Along with a solid storyline, Dark Angel also has one of the coolest fighting engines I\'ve seen in a while. It has tons of punch-kick combos along with some great grappling moves thrown in. And with the \"rage meter\" fully activated, more moves can be unlocked. The fighting is getting much closer to a Tekken feel, which I\'ve been impatiently waiting for in action/adventure games. Added to that are great wall attacks, aerial side rolls, and flips that make playing Max just like starring in a John Woo...er...James Cameron film. Max also has stealth moves where she can sneak, roll, and hang from the ceiling (where she can also get an enemy in a leg scissor lock to defeat them). During fights, Max can target lock on an enemy, which is very handy to use when one of the characters has a gun and you need to take them out first (if you don\'t use the target lock to specify a target, Max has a tendency to want to fight with those in front of her rather than pursuing a more necessary target). She walks, she runs, she jumps, she rolls, she kicks butt...all the while letting out quips that (shock of all shocks) are really cool and don\'t get so annoying you want to throw the controller. So with all of this, what\'s not to love about Dark Angel?

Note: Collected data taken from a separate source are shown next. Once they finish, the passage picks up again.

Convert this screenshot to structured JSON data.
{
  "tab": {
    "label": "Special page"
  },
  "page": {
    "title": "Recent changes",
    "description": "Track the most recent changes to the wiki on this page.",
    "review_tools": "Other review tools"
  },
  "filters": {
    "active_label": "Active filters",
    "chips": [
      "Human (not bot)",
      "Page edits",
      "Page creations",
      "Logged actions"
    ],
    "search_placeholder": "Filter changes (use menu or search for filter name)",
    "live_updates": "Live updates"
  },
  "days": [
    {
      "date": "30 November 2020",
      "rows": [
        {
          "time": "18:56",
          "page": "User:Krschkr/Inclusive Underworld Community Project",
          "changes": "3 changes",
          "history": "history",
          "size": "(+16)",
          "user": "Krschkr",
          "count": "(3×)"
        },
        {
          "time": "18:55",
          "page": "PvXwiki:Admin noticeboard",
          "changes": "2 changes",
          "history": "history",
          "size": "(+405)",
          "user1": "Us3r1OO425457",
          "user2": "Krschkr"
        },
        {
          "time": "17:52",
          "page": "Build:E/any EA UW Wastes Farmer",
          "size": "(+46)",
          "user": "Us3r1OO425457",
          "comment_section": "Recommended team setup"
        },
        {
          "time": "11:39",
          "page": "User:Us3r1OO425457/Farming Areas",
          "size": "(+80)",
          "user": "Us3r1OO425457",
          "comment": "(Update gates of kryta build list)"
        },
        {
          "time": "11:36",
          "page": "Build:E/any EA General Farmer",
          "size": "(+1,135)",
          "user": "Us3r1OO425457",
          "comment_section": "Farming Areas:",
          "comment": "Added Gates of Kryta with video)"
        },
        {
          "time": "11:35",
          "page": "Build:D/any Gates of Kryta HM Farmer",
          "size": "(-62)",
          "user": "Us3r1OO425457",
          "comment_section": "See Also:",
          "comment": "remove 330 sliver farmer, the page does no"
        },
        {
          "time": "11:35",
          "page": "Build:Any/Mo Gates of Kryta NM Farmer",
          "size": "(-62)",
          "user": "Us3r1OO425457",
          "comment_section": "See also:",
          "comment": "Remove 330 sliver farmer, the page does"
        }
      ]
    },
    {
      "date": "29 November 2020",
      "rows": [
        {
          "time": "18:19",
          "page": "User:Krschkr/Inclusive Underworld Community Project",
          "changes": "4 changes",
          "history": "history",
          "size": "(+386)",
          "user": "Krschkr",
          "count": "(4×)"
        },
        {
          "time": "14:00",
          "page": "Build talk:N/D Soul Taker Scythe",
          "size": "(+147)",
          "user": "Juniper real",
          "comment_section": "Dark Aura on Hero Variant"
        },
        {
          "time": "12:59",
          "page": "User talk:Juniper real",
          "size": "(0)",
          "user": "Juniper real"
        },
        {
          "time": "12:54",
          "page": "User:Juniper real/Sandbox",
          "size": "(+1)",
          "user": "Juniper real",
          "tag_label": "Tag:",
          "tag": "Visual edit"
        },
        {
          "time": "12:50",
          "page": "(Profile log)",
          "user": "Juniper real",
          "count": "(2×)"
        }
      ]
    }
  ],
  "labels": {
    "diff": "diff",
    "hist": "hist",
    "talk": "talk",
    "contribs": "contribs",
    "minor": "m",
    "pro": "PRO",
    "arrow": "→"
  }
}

The game surrounding all this coolness is extremely weak. It gives you section objectives, provides you with a map, has the seemingly omniscient help of Logan to call on, then also tells you what items to use and where to use them with its icon system. Added to that, the game has very specified/limited routes and almost no interactivity with the environment. Sure, you can kick dumpsters (yippee!), but there are objects which you should theoretically be able to jump up on, but the game won\'t even let you do that! The section levels are very small and contained and have a limited amount of creativity needed to get through. The stealth function is all well and good, but when you kill an enemy he disappears, so there\'s no body to be discovered. On top of that, the environment is so simple that there isn\'t really a lot of cover. Finally, you\'re told where you need to use your stealth, so there\'s no personal volition as to whether or not the situation calls for it. For the most part, it is already decided whether or not you will be discovered immediately or if your goal is to sneak around to complete your objective. Extremely limited, non-interactive environments with no volition in gameplay is an insane premise at this stage in gaming. Had I never seen Tomb Raider, Metal Gear, or Hitman, it might be ok, but I know what is possible, and this falls so short of it (with the exception of the fighting engine) as to make me think I\'m playing something off a system that is several generations old. And that\'s one of the worst insults I can think of applying to a game.

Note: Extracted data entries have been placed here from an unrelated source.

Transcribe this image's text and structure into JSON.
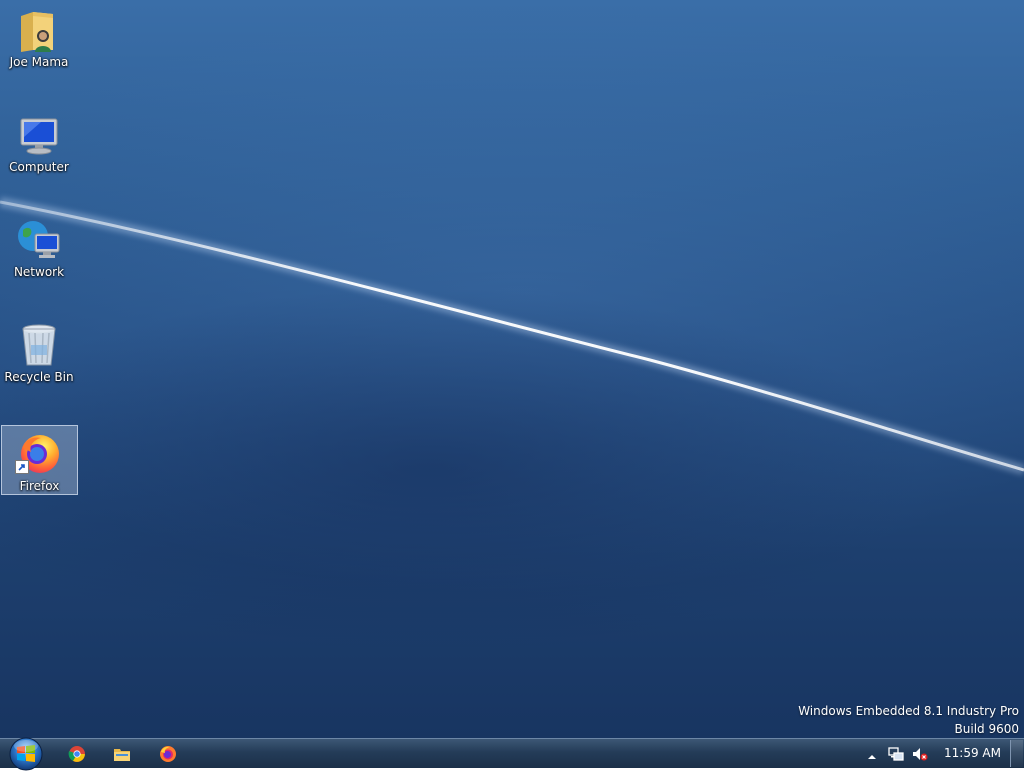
{
  "desktop": {
    "icons": [
      {
        "label": "Joe Mama",
        "icon": "user-folder-icon"
      },
      {
        "label": "Computer",
        "icon": "computer-icon"
      },
      {
        "label": "Network",
        "icon": "network-icon"
      },
      {
        "label": "Recycle Bin",
        "icon": "recycle-bin-icon"
      },
      {
        "label": "Firefox",
        "icon": "firefox-icon",
        "selected": true
      }
    ],
    "watermark": {
      "line1": "Windows Embedded 8.1 Industry Pro",
      "line2": "Build 9600"
    }
  },
  "taskbar": {
    "start_icon": "windows-start-orb-icon",
    "pinned": [
      {
        "icon": "chrome-icon"
      },
      {
        "icon": "file-explorer-icon"
      },
      {
        "icon": "firefox-icon"
      }
    ],
    "tray": {
      "icons": [
        "show-hidden-icons-chevron",
        "network-status-icon",
        "volume-muted-icon"
      ],
      "clock": "11:59 AM"
    }
  },
  "colors": {
    "desktop_top": "#3a6ea8",
    "desktop_bottom": "#183561",
    "taskbar": "#243c58"
  }
}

The graphics are only average, which is puzzling considering that the environments were so small that they really didn\'t have a large scope of things to deal with. One would think, with such a limited environment, that some fabulous detail would be a given. Shows what I get for assuming, huh? The Xbox version is a bit clearer and more defined than the PS2, but that is more of a system issue than design, per se. The camera is solid and responsive, which is good for a fighting game, but the environment doesn\'t really give you much that would challenge the camera, so that isn\'t really a surprise. The 3rd person view is pulled back enough to allow six or seven people to fight on screen comfortably, but other than that, there isn\'t much to tell on the camera issues.

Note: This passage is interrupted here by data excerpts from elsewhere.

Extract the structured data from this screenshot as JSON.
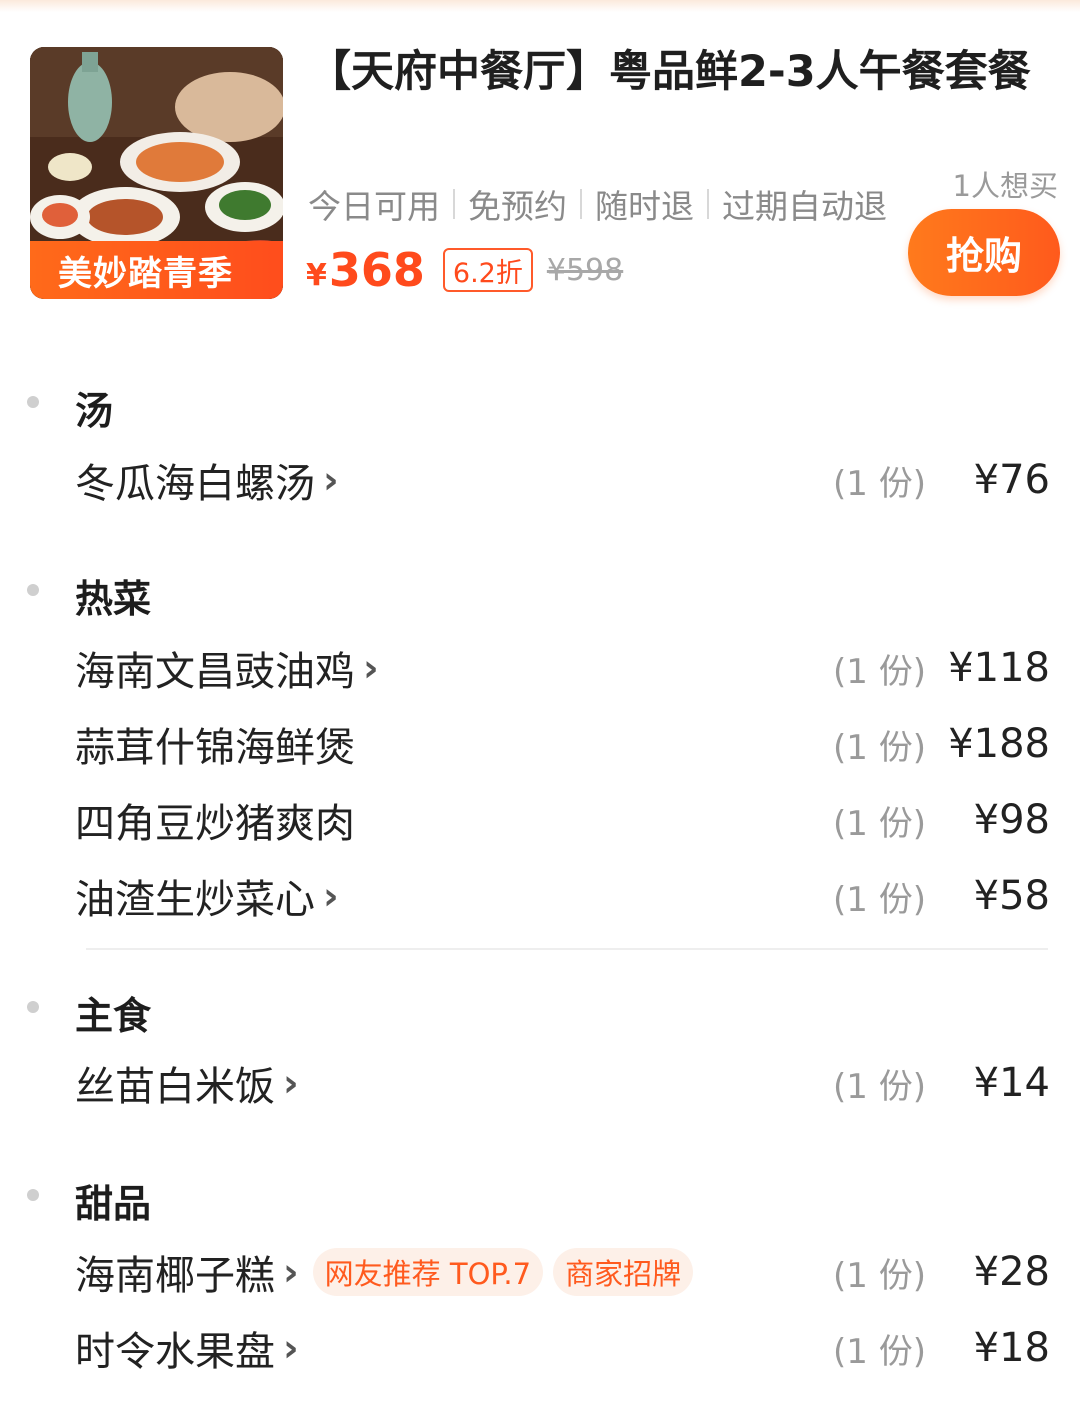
{
  "deal": {
    "image_banner": "美妙踏青季",
    "title": "【天府中餐厅】粤品鲜2-3人午餐套餐",
    "tags": [
      "今日可用",
      "免预约",
      "随时退",
      "过期自动退"
    ],
    "currency_symbol": "¥",
    "price": "368",
    "discount": "6.2折",
    "original_price": "¥598",
    "want_count": "1人想买",
    "buy_label": "抢购",
    "accent_color": "#ff4a1c"
  },
  "menu": {
    "sections": [
      {
        "title": "汤",
        "items": [
          {
            "name": "冬瓜海白螺汤",
            "has_detail": true,
            "qty": "(1 份)",
            "price": "¥76"
          }
        ]
      },
      {
        "title": "热菜",
        "items": [
          {
            "name": "海南文昌豉油鸡",
            "has_detail": true,
            "qty": "(1 份)",
            "price": "¥118"
          },
          {
            "name": "蒜茸什锦海鲜煲",
            "has_detail": false,
            "qty": "(1 份)",
            "price": "¥188"
          },
          {
            "name": "四角豆炒猪爽肉",
            "has_detail": false,
            "qty": "(1 份)",
            "price": "¥98"
          },
          {
            "name": "油渣生炒菜心",
            "has_detail": true,
            "qty": "(1 份)",
            "price": "¥58"
          }
        ]
      },
      {
        "title": "主食",
        "items": [
          {
            "name": "丝苗白米饭",
            "has_detail": true,
            "qty": "(1 份)",
            "price": "¥14"
          }
        ]
      },
      {
        "title": "甜品",
        "items": [
          {
            "name": "海南椰子糕",
            "has_detail": true,
            "qty": "(1 份)",
            "price": "¥28",
            "badges": [
              "网友推荐 TOP.7",
              "商家招牌"
            ]
          },
          {
            "name": "时令水果盘",
            "has_detail": true,
            "qty": "(1 份)",
            "price": "¥18"
          }
        ]
      }
    ],
    "chevron_icon": "chevron-right-icon"
  }
}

So as not to leave out some of the other pluses of the game, I\'ll mention a few things that are indeed positive (in case there is a sequel in the works). The inventory menu is easy to access (although it would be nice to have a hot-slot for weapons and health). The sound effects are great and the character acting is very well done. There are also some nice extras on the disc. It contains interviews with cast members, James Cameron and Charles H. Eglee, and snips of convention Q&A in Japan. It also features seventy-four pages of the new Dark Angel novel, Before the Dawn, as well as a photo gallery (mostly Jessica Alba pics).

In summary, perhaps what makes me most irate is that this game has so much potential. The storyline is great, the fighting is awesome, the music is beautiful and encompasses a full range of mood and genre, and the feeling that is created through the cut-ins, quips from Max, and the slow-mo battle segments makes the game a huge tease when the rest of what makes a game great is missing. I can\'t tell you the depths of my despair when I realized that the gameplay wasn\'t going to get any better, and that even though I had all these awesome skills as Max, the game really wasn\'t going to require that I use them. I think that the low star rating is inversely proportionate to the amount of wasted potential I perceive this game to have. It really could have been one of the best gaming experiences I\'ve had in a while. As it is, I leave it hoping that if we see this title again, its next installment will deliver on the promises that this game couldn\'t keep.